“Phenomenal cosmic power; itty-bitty living space.”
This famous complaint, uttered by the genie of Walt Disney’s “Aladdin,” can be echoed by countless students each semester. On move-in day, many students find themselves struggling to fit their phenomenal cosmic power – manifested in boxes of picture frames, books, supplies, clothes and sentimental souvenirs – into the tight quarters of dorm or apartment life. Even though some schools’ suitestyle housing is roomier than traditional dorms, it is still necessary to budget space like time or money.
Unnecessary stuff will only clutter an otherwise neat room, making it appear messy and causing a stressful study and sleep environment. Students usually bring more pictures, books and clothes than they really need. Junior Ashley Abernathy, a business adminsitration major at Union University in Jackson, Tenn., had to pack without seeing her dorm room.

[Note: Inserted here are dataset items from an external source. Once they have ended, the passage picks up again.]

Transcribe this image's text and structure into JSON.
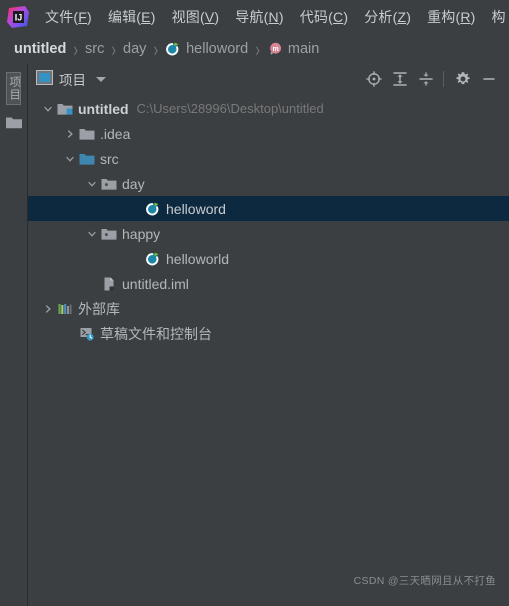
{
  "app": {
    "logo_name": "intellij-idea-logo",
    "accent_blue": "#3592c4",
    "selection_bg": "#0d293f",
    "panel_bg": "#3c3f41"
  },
  "menubar": {
    "items": [
      {
        "label": "文件(F)",
        "text": "文件(",
        "mnemonic": "F",
        "close": ")"
      },
      {
        "label": "编辑(E)",
        "text": "编辑(",
        "mnemonic": "E",
        "close": ")"
      },
      {
        "label": "视图(V)",
        "text": "视图(",
        "mnemonic": "V",
        "close": ")"
      },
      {
        "label": "导航(N)",
        "text": "导航(",
        "mnemonic": "N",
        "close": ")"
      },
      {
        "label": "代码(C)",
        "text": "代码(",
        "mnemonic": "C",
        "close": ")"
      },
      {
        "label": "分析(Z)",
        "text": "分析(",
        "mnemonic": "Z",
        "close": ")"
      },
      {
        "label": "重构(R)",
        "text": "重构(",
        "mnemonic": "R",
        "close": ")"
      },
      {
        "label": "构",
        "text": "构",
        "mnemonic": "",
        "close": ""
      }
    ]
  },
  "breadcrumb": {
    "separator": "›",
    "items": [
      {
        "label": "untitled",
        "icon": "",
        "bold": true
      },
      {
        "label": "src",
        "icon": "",
        "bold": false
      },
      {
        "label": "day",
        "icon": "",
        "bold": false
      },
      {
        "label": "helloword",
        "icon": "kotlin-class-icon",
        "bold": false
      },
      {
        "label": "main",
        "icon": "method-icon",
        "bold": false
      }
    ]
  },
  "stripe": {
    "tab_label": "项目",
    "folder_icon": "folder-icon"
  },
  "panel": {
    "title": "项目",
    "title_icon": "project-window-icon",
    "dropdown_icon": "chevron-down-icon",
    "buttons": [
      {
        "name": "select-opened-file-icon",
        "tooltip": ""
      },
      {
        "name": "expand-all-icon",
        "tooltip": ""
      },
      {
        "name": "collapse-all-icon",
        "tooltip": ""
      },
      {
        "name": "settings-gear-icon",
        "tooltip": ""
      },
      {
        "name": "hide-minimize-icon",
        "tooltip": ""
      }
    ]
  },
  "tree": {
    "rows": [
      {
        "name": "tree-row-untitled",
        "label": "untitled",
        "sub": "C:\\Users\\28996\\Desktop\\untitled",
        "icon": "module-folder-icon",
        "twisty": "expanded",
        "indent": 0,
        "bold": true,
        "selected": false
      },
      {
        "name": "tree-row-idea",
        "label": ".idea",
        "sub": "",
        "icon": "folder-icon",
        "twisty": "collapsed",
        "indent": 1,
        "bold": false,
        "selected": false
      },
      {
        "name": "tree-row-src",
        "label": "src",
        "sub": "",
        "icon": "source-folder-icon",
        "twisty": "expanded",
        "indent": 1,
        "bold": false,
        "selected": false
      },
      {
        "name": "tree-row-day",
        "label": "day",
        "sub": "",
        "icon": "package-folder-icon",
        "twisty": "expanded",
        "indent": 2,
        "bold": false,
        "selected": false
      },
      {
        "name": "tree-row-helloword",
        "label": "helloword",
        "sub": "",
        "icon": "kotlin-class-icon",
        "twisty": "none",
        "indent": 3,
        "bold": false,
        "selected": true
      },
      {
        "name": "tree-row-happy",
        "label": "happy",
        "sub": "",
        "icon": "package-folder-icon",
        "twisty": "expanded",
        "indent": 2,
        "bold": false,
        "selected": false
      },
      {
        "name": "tree-row-helloworld",
        "label": "helloworld",
        "sub": "",
        "icon": "kotlin-class-icon",
        "twisty": "none",
        "indent": 3,
        "bold": false,
        "selected": false
      },
      {
        "name": "tree-row-untitled-iml",
        "label": "untitled.iml",
        "sub": "",
        "icon": "iml-file-icon",
        "twisty": "none",
        "indent": 2,
        "bold": false,
        "selected": false
      },
      {
        "name": "tree-row-external-libraries",
        "label": "外部库",
        "sub": "",
        "icon": "external-libraries-icon",
        "twisty": "collapsed",
        "indent": 0,
        "bold": false,
        "selected": false
      },
      {
        "name": "tree-row-scratches",
        "label": "草稿文件和控制台",
        "sub": "",
        "icon": "scratches-console-icon",
        "twisty": "none",
        "indent": 1,
        "bold": false,
        "selected": false
      }
    ]
  },
  "watermark": {
    "text": "CSDN @三天晒网且从不打鱼"
  }
}
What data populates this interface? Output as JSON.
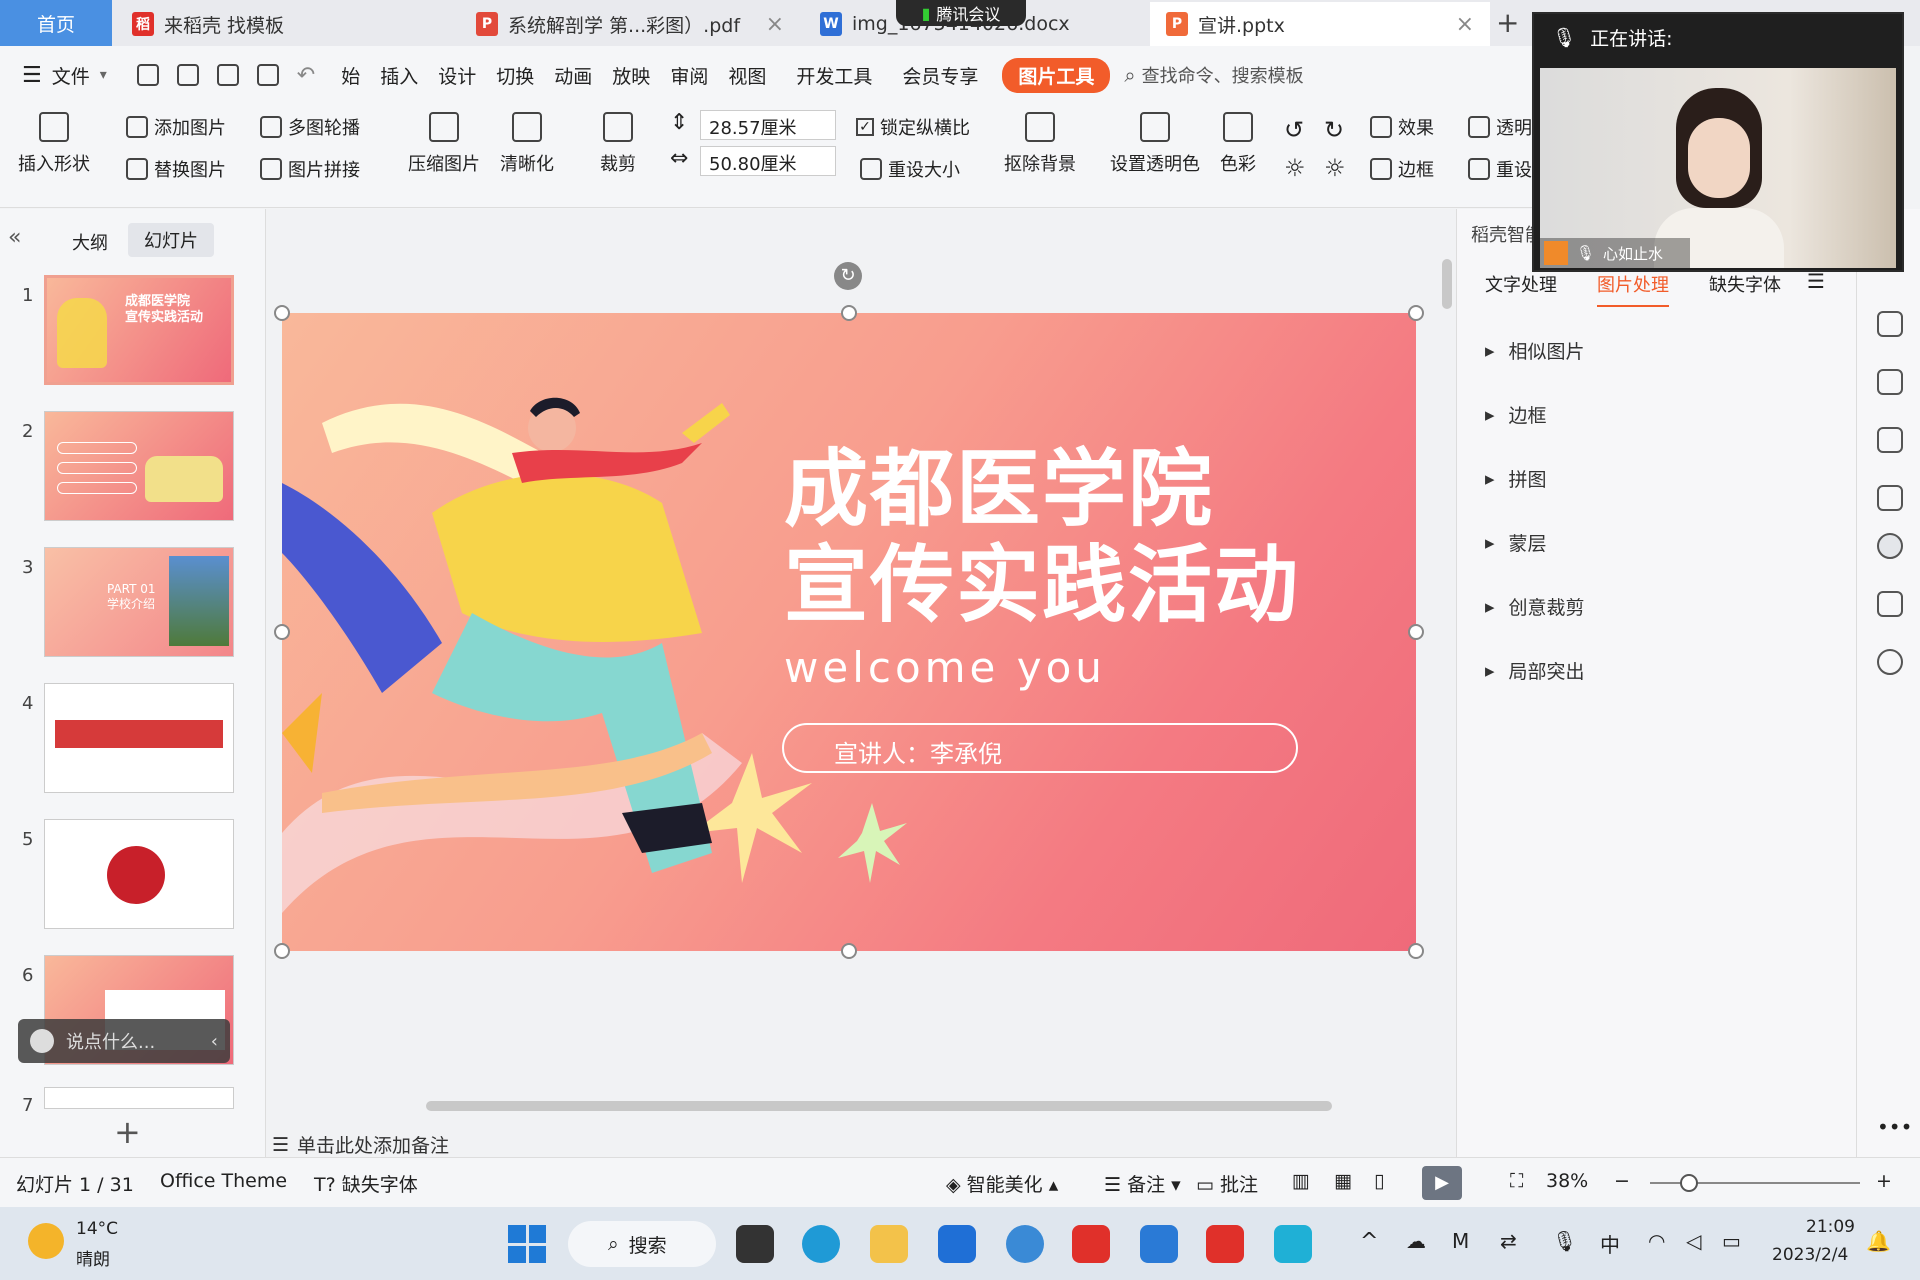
{
  "tabs": {
    "home": "首页",
    "items": [
      {
        "label": "来稻壳 找模板",
        "icon": "稻",
        "color": "#e0302a"
      },
      {
        "label": "系统解剖学 第...彩图）.pdf",
        "icon": "P",
        "color": "#e2493a"
      },
      {
        "label": "img_1675414026.docx",
        "icon": "W",
        "color": "#2f6fd6"
      },
      {
        "label": "宣讲.pptx",
        "icon": "P",
        "color": "#f06a3a"
      }
    ],
    "meeting_label": "腾讯会议",
    "add": "+"
  },
  "menu": {
    "file": "文件",
    "items": [
      "始",
      "插入",
      "设计",
      "切换",
      "动画",
      "放映",
      "审阅",
      "视图",
      "开发工具",
      "会员专享"
    ],
    "picture_tools": "图片工具",
    "search_placeholder": "查找命令、搜索模板"
  },
  "ribbon": {
    "insert_shape": "插入形状",
    "add_picture": "添加图片",
    "replace_picture": "替换图片",
    "multi_carousel": "多图轮播",
    "picture_stitch": "图片拼接",
    "compress": "压缩图片",
    "sharpen": "清晰化",
    "crop": "裁剪",
    "height": "28.57厘米",
    "width": "50.80厘米",
    "lock_ratio": "锁定纵横比",
    "reset_size": "重设大小",
    "remove_bg": "抠除背景",
    "set_transparent": "设置透明色",
    "color": "色彩",
    "effects": "效果",
    "transparency": "透明",
    "border": "边框",
    "reset": "重设"
  },
  "left_panel": {
    "tab_outline": "大纲",
    "tab_slides": "幻灯片",
    "slide_numbers": [
      "1",
      "2",
      "3",
      "4",
      "5",
      "6",
      "7"
    ],
    "thumb1_title": "成都医学院\n宣传实践活动",
    "thumb3_text": "PART 01\n学校介绍",
    "chat_placeholder": "说点什么...",
    "add": "+"
  },
  "slide": {
    "title_line1": "成都医学院",
    "title_line2": "宣传实践活动",
    "subtitle": "welcome you",
    "presenter": "宣讲人：李承倪"
  },
  "notes": {
    "placeholder": "单击此处添加备注"
  },
  "right_panel": {
    "header": "稻壳智能",
    "tabs": [
      "文字处理",
      "图片处理",
      "缺失字体"
    ],
    "active_tab": "图片处理",
    "items": [
      "相似图片",
      "边框",
      "拼图",
      "蒙层",
      "创意裁剪",
      "局部突出"
    ]
  },
  "video": {
    "speaking_label": "正在讲话:",
    "participant": "心如止水"
  },
  "status": {
    "slide_info": "幻灯片 1 / 31",
    "theme": "Office Theme",
    "missing_font": "缺失字体",
    "smart_beautify": "智能美化",
    "notes": "备注",
    "comments": "批注",
    "zoom": "38%"
  },
  "taskbar": {
    "temp": "14°C",
    "weather": "晴朗",
    "search": "搜索",
    "time": "21:09",
    "date": "2023/2/4",
    "ime": "中"
  },
  "colors": {
    "accent": "#f25c2a",
    "home_tab": "#4a90e2",
    "slide_start": "#f9b89a",
    "slide_end": "#ef6a7a"
  }
}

“I came from a huge master bedroom, master bath and walk-in closet. The dorm I’m living in now is roughly the size of my closet,” Abernathy said.
“I kept thinking, ‘If this is all I can take, what would I take?'” she said of the situation. While packing, Abernathy set guidelines and only allowed herself to bring things used on a daily basis.
Limit knickknacks to the most interesting or sentimental pieces and store items not needed on a daily basis out of sight.
Efficient storage in limited space may require a little creativity, but with an open mind almost anything hollow can be used as a container. Suitcases and duffle bags can house out of season clothing, or you can invest in the space-saving vacuum bags designed to squish and hold clothing in as small a form as possible. Baskets are excellent for art supplies or beauty necessities and can form a makeshift pantry for dry goods.
Throw a fun cover over a little end or card table and use the hidden space underneath for storage. Stackable milk crates can be stacked for floor to ceiling shelving. Secure the crates with wire ties to prevent them from tumbling down. Also, extra blankets or sheets can be spread flat between the mattress and box springs.
Closets with white interiors make it easier to keep a clothing collection organized. Stack shirts and sweaters instead of stuffing them in drawers to make them more visible and accessible. An additional rod for hanging clothes can be added under an already existing rod. Take a piece of PVC pipe of the desired length and run middleweight chain through it. Make sure the chain is long enough to go through the pipe and still leave sufficient length on each end to attach and hang about three feet from the top rod. Secure each end of the chain to the upper closet rod with S-hooks.
Bad use of lighting and color can be the biggest culprits of making a room seem more suffocating. Dark colors in large quantities or misuse of busy designs can close in rooms, but one or two accent colors are often very effective in making a small space seem larger.
Mix bright hues with lots of white to keep them from overwhelming the room. If painting is not feasible hang up blankets or cloth to add color to the walls.
Also, be aware of the moods and emotions certain colors evoke. Cool colors restore the spirit and are great for bedrooms. Warm colors, however, encourage conversation and a positive attitude.
By reflecting both light and color, mirrors give the illusion of extra space. Landscape artwork, whether a photograph or painting, can have the same effect by creating a pseudo window on an interior wall.
Do not neglect to fix those little annoying things like squeaky doors or blinking lights. The disco effect of a kamikaze fluorescent light and other drips and creaks can usually be eliminated quite easily and reduce stress.